Genetic linkage between alternative splicing of PR3b and the NIC1 locus in the Burley 21 background. (A) Alternative splicing of PR3b in individual F₂ plants of a cross between nic1 and wild-type Burley 21. (B) Transcript levels of PMT1 in the roots of individual F₂ plants. Transcript level of PMT1 in the roots of wild-type Burley 21 was set as ’1’. Actin was used as an internal control. (C) Leaf nicotine content of individual F₂ plants. The values shown are the means of three technical replicates.
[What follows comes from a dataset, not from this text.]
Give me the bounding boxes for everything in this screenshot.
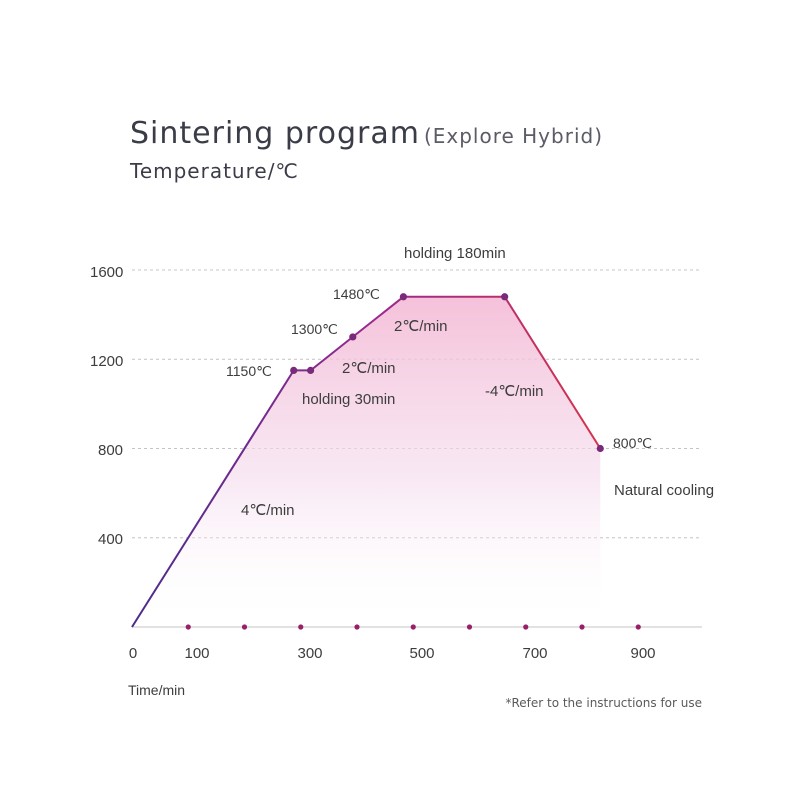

Error bar, mean ±SD.

Fig. 6.

Phytohormone-induced splicing patterns of PR3b. (A) Splicing patterns of PR3b in the wild type (WT) and in low-nicotine mutants (nic1, nic2, and nic1nic2). The representative results of three independent replicates are shown. The asterisk indicates the primer dimers in the PCR amplification products. (B) Quantification of specific transcript of native PR3b. (C) Quantification of specific transcript of spliced PR3b. Ctrl indicates the untreated control; JA, ACC, and JA+ACC (the combination of JA and ACC) indicate different phytohormone treatments. The PR3b transcript level in the WT of the Ctrl treatment is set as ‘1’ (B, C). Actin was used as an internal control.